Cet été, descendez de la Côte Rouge vers la promenade du Lohic. À vos pieds, le long du sable, vous longerez un ruban de débris laissé par la marée : algues séchées, bois flotté, coquillages et mues de crabe. On appelle ça la laisse de mer. Elle marque la limite atteinte par la dernière pleine mer, et on la retrouve sur toutes nos plages, du Lohic à l’anse de Kerzo.
Ce dépôt ressemble à un résidu qu’on aurait oublié de ramasser. C’est en réalité l’un des milieux les plus vivants du littoral port-louisien.
Un garde-manger pour les oiseaux
En se décomposant, les algues nourrissent puces de mer, petits crustacés et insectes. Ces minuscules habitants attirent à leur tour les oiseaux du rivage, qui viennent fouiller le sable à marée basse : tournepierres, bécasseaux, huîtriers-pies. Le grand gravelot, lui, pond à même la plage et cache ses oeufs entre les galets et les algues sèches. Un cordon de laisse de mer piétiné ou raclé, c’est un repas et parfois un nid en moins.
Un rempart naturel contre l’érosion
En s’accumulant en haut de plage, la laisse de mer freine les vagues et retient le sable. La matière qu’elle libère en se décomposant aide les plantes du littoral à s’installer, et leurs racines fixent la dune. Sur une presqu’île d’à peine un kilomètre carré, exposée aux coups de vent et aux grandes marées, ce rôle protecteur compte pour beaucoup.
Une plage qui nourrit la mer
À marée haute, l’eau reprend une partie de ces débris et les redistribue. Ils enrichissent les fonds et nourrissent poissons et coquillages. La richesse de la Petite Mer de Gâvres, où l’on pêche encore à pied, palourdes et coques, tient en partie à cet équilibre.
Cet équilibre, Port-Louis le protège avec ses voisines. Depuis 2017, la commune partage avec Gâvres et Riantec le label « Petite Mer Nature », pensé pour faire connaître la valeur écologique de ce coin de côte. L’Observatoire du plancton, installé à Port-Louis, étudie de son côté ce que la laisse de mer abrite de plus discret.
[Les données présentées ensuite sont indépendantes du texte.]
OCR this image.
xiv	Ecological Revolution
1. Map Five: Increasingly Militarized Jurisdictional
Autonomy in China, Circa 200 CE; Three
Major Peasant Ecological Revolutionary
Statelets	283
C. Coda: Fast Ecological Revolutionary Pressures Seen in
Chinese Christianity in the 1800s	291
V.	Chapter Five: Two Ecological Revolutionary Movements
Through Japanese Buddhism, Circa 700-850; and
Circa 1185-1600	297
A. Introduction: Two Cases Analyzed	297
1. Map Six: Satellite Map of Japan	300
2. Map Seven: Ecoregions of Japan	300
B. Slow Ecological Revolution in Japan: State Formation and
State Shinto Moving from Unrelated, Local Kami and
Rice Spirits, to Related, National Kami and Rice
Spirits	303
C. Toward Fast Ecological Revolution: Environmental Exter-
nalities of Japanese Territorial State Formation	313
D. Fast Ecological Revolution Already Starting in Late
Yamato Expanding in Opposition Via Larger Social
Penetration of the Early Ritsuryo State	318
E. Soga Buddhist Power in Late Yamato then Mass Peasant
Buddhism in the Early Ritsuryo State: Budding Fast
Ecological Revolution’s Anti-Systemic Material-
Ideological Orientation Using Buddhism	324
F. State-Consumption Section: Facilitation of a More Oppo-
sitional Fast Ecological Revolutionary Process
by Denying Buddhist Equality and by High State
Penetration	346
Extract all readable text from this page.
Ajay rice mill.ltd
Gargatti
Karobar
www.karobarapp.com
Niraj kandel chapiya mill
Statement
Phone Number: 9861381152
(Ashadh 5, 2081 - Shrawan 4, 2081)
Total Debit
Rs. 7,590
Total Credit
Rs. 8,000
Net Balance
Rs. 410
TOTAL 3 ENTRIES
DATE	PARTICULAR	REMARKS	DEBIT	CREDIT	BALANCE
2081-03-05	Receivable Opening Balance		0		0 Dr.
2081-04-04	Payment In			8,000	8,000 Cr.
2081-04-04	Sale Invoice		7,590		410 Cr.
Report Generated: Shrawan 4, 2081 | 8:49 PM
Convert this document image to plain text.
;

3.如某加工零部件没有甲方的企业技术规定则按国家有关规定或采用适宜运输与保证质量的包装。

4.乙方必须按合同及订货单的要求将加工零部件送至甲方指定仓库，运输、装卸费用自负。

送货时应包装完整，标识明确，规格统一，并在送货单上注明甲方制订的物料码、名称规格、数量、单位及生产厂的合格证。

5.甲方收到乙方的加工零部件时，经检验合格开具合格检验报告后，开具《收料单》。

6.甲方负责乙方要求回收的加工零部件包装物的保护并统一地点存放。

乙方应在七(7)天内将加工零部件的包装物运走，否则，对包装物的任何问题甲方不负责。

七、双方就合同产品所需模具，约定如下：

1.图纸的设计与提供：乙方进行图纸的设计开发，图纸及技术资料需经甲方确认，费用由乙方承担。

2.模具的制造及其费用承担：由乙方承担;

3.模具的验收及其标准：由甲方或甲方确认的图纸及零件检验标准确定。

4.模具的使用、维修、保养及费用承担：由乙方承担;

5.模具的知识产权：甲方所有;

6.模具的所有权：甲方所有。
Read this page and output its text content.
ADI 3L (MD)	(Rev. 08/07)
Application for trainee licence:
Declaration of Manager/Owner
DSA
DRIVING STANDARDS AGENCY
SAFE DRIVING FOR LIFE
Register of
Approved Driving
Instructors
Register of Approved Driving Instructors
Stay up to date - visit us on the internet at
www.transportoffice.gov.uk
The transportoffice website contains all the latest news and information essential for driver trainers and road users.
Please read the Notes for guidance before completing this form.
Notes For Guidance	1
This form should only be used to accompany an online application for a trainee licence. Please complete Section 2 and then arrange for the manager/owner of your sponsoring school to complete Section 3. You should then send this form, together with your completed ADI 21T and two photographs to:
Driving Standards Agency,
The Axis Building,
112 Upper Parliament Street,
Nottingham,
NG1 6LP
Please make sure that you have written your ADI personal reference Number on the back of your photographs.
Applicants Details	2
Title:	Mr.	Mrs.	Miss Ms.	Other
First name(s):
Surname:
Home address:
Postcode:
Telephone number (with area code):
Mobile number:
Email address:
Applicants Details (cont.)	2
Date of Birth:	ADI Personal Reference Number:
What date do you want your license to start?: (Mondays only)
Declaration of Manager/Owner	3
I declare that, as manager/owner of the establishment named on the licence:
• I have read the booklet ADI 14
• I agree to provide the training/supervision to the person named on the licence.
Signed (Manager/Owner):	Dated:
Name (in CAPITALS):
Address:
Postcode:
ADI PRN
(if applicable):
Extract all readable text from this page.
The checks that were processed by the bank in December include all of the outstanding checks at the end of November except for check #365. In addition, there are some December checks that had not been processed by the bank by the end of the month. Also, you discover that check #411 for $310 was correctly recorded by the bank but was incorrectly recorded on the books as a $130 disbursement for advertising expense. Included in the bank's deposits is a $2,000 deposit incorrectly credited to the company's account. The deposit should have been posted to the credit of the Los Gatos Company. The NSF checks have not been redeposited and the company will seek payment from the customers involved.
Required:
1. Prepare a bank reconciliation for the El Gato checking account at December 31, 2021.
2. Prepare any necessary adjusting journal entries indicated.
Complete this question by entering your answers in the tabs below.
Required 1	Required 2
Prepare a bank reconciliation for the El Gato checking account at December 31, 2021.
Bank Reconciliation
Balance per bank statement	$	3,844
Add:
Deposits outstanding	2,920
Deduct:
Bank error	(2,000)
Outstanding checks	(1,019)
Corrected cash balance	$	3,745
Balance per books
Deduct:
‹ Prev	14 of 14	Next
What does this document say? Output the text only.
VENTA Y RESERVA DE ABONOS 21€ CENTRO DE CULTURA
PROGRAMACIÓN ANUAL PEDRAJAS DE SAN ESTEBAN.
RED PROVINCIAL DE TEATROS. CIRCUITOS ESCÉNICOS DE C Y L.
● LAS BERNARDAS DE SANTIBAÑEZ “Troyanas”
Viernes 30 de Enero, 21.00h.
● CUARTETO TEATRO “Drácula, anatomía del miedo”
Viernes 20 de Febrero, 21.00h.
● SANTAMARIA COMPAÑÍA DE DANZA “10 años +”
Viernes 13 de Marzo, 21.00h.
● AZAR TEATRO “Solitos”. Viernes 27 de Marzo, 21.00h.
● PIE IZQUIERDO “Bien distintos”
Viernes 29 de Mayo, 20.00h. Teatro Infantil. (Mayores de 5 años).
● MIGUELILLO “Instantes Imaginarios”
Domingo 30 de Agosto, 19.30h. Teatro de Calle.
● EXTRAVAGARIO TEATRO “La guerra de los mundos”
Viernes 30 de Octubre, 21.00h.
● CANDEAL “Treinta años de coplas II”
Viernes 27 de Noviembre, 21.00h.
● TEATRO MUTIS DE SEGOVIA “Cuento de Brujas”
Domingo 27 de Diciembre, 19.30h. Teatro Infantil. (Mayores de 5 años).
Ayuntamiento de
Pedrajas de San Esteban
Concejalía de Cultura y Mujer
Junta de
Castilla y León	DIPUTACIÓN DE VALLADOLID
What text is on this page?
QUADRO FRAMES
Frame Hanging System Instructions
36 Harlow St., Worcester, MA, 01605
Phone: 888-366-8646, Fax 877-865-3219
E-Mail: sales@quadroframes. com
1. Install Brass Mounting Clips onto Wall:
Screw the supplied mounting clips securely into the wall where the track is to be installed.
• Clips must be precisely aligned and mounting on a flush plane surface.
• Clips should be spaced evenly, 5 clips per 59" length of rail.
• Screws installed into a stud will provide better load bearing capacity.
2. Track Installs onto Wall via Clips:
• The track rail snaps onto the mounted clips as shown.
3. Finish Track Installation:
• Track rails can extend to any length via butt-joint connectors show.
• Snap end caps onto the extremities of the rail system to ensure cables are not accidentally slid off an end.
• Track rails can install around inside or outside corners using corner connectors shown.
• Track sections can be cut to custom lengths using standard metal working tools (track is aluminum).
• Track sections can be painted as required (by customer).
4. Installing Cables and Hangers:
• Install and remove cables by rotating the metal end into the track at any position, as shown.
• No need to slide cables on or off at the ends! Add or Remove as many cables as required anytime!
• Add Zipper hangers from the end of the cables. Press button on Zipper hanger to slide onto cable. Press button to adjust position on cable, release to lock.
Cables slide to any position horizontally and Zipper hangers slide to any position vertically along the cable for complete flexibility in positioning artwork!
Reste un point qui demande l’attention de chacun. Aux débris naturels se mêlent souvent des déchets : bouteilles, mégots, et surtout du matériel de pêche (fils, leurres, sacs) ou des plastiques charriés par la rade vers la grève de la Brèche. Ceux-là mettent des dizaines, parfois des centaines d’années à disparaître, et les oiseaux comme les poissons les confondent avec de la nourriture.
Le bon geste tient en une image : ramasser à la main ce qui vient de l’homme, laisser sur place ce que la mer a déposé. Les déchets récupérés sont à déposer dans les bacs à marée, au Lohic et à l’anse de Kerzo, installés pour recueillir ce que la mer rejette après les gros coups de vent. Le ratissage mécanique emporte tout sur son passage, sable, petite faune et algues comprises, et laisse une plage propre en apparence mais appauvrie.
C’est pourquoi la commune a décidé de ne pas remplacer la cribleuse. Un ramassage manuel sera effectué.
Une signalétique est installée sur les principaux sites pour vous informer. En attendant, la prochaine fois que vous marcherez du côté du Lohic ou de la Côte Rouge, baissez les yeux avant d’avoir les pieds dans l’eau. Ce ruban d’algues que l’on enjambe sans le voir fait partie, au même titre que les remparts ou la Citadelle, de ce qui fait la vie de Port-Louis.